Os componentes básicos de um HPLC

A fim de ser injectada na coluna de HPLC, uma amostra deve ser primeiro dissolvido num solvente polar líquido, de preferência um com espectros de HPLC conhecidos para que os seus dados pode ser distinguida a partir da amostra de. A solução líquida contendo a amostra é colocado no instrumento e é enviada para a coluna. A localização real do local de injecção depende da marca de instrumentos. Na maioria dos casos, o processo de injecção é automatizado, mas em alguns casos, um técnico de laboratório deve injectar a amostra, utilizando uma agulha de seringa de pequeno porte.

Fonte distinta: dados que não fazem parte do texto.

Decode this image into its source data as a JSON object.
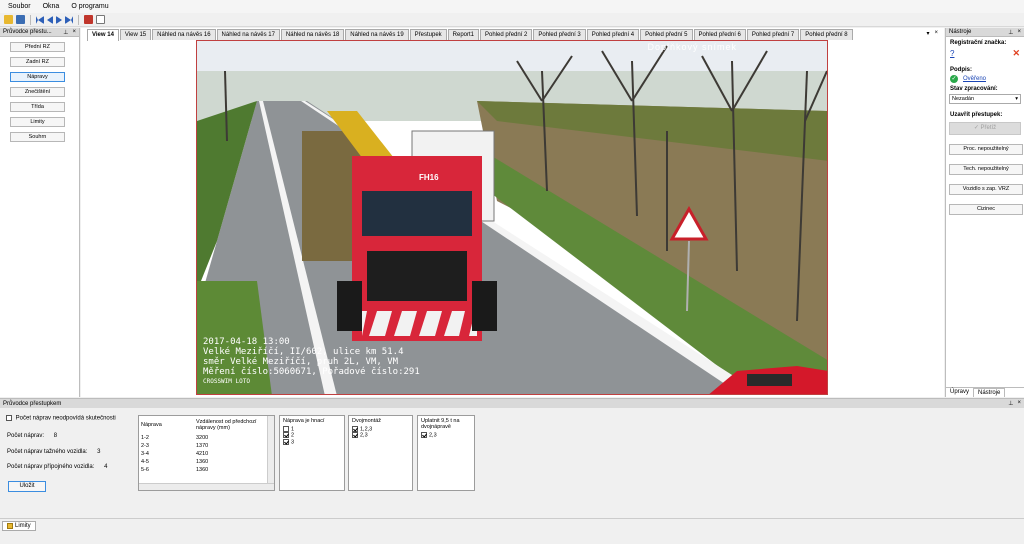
{
  "menu": [
    "Soubor",
    "Okna",
    "O programu"
  ],
  "left_panel": {
    "title": "Průvodce přestu...",
    "buttons": [
      "Přední RZ",
      "Zadní RZ",
      "Nápravy",
      "Znečištění",
      "Třída",
      "Limity",
      "Souhrn"
    ],
    "active_index": 2
  },
  "tabs": [
    "View 14",
    "View 15",
    "Náhled na návěs 16",
    "Náhled na návěs 17",
    "Náhled na návěs 18",
    "Náhled na návěs 19",
    "Přestupek",
    "Report1",
    "Pohled přední 2",
    "Pohled přední 3",
    "Pohled přední 4",
    "Pohled přední 5",
    "Pohled přední 6",
    "Pohled přední 7",
    "Pohled přední 8"
  ],
  "active_tab": 0,
  "viewer": {
    "overlay_top": "Doplňkový snímek",
    "truck_badge": "FH16",
    "overlay_lines": [
      "2017-04-18 13:00",
      "Velké Meziříčí, II/602, ulice km 51.4",
      "směr Velké Meziříčí, pruh 2L, VM, VM",
      "Měření číslo:5060671, Pořadové číslo:291",
      "CROSSWIM LOTO"
    ]
  },
  "right_panel": {
    "title": "Nástroje",
    "reg_label": "Registrační značka:",
    "reg_value": "?",
    "signature_label": "Podpis:",
    "signature_value": "Ověřeno",
    "state_label": "Stav zpracování:",
    "state_value": "Nezadán",
    "close_label": "Uzavřít přestupek:",
    "close_button": "Přetíž",
    "buttons": [
      "Proc. nepoužitelný",
      "Tech. nepoužitelný",
      "Vozidlo s zap. VRZ",
      "Cizinec"
    ],
    "bottom_tabs": [
      "Úpravy",
      "Nástroje"
    ]
  },
  "bottom_panel": {
    "title": "Průvodce přestupkem",
    "mismatch_label": "Počet náprav neodpovídá skutečnosti",
    "axles_count_label": "Počet náprav:",
    "axles_count": "8",
    "tractor_label": "Počet náprav tažného vozidla:",
    "tractor_count": "3",
    "trailer_label": "Počet náprav přípojného vozidla:",
    "trailer_count": "4",
    "save_button": "Uložit",
    "table_headers": [
      "Náprava",
      "Vzdálenost od předchozí nápravy (mm)"
    ],
    "table_rows": [
      [
        "1-2",
        "3200"
      ],
      [
        "2-3",
        "1370"
      ],
      [
        "3-4",
        "4210"
      ],
      [
        "4-5",
        "1360"
      ],
      [
        "5-6",
        "1360"
      ]
    ],
    "drive_title": "Náprava je hnací",
    "drive_items": [
      {
        "label": "1",
        "checked": false
      },
      {
        "label": "2",
        "checked": true
      },
      {
        "label": "3",
        "checked": true
      }
    ],
    "double_title": "Dvojmontáž",
    "double_items": [
      {
        "label": "1,2,3",
        "checked": true
      },
      {
        "label": "2,3",
        "checked": true
      }
    ],
    "apply_title": "Uplatnit 9,5 t na dvojnápravě",
    "apply_items": [
      {
        "label": "2,3",
        "checked": true
      }
    ]
  },
  "status_tab": "Limity"
}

O componente de bomba da unidade de HPLC é necessário porque fornece a pressão que impele a amostra através da coluna. força da bomba varia, mas um potente pode-se produzir uma pressão de até 6000 psi, ou de libras por polegada quadrada, o qual é aplicado após a amostra é injectada. Isto permite que a amostra passe através da coluna de forma mais rápida e eficiente do que se fosse para escorrer através do uso de apenas a força da gravidade.

O aumento da velocidade de uma amostra passou através da coluna por uma bomba permite o uso de um diferente tipo de coluna do que as utilizadas em cromatografia líquida simples. O material de embalagem na coluna pode ter um tamanho de partículas muito menor, o que aumenta a área de superfície e, por conseguinte, ajuda interacções da amostra com a coluna. A maioria das colunas de HPLC trabalhar através de polaridade. A amostra é dissolvida num solvente polar, e a coluna é constituída de hidrocarbonetos em grande parte não-polares. As partes polares da molécula da amostra passe através da coluna muito rapidamente porque eles estão a interagir principalmente com o solvente, ao passo que os componentes não polares da amostra permanecer na coluna, formando interacções fracas com os componentes de coluna. Portanto, os componentes da amostra vir a sair da coluna, a fim de mais polar para a maior parte não-polar.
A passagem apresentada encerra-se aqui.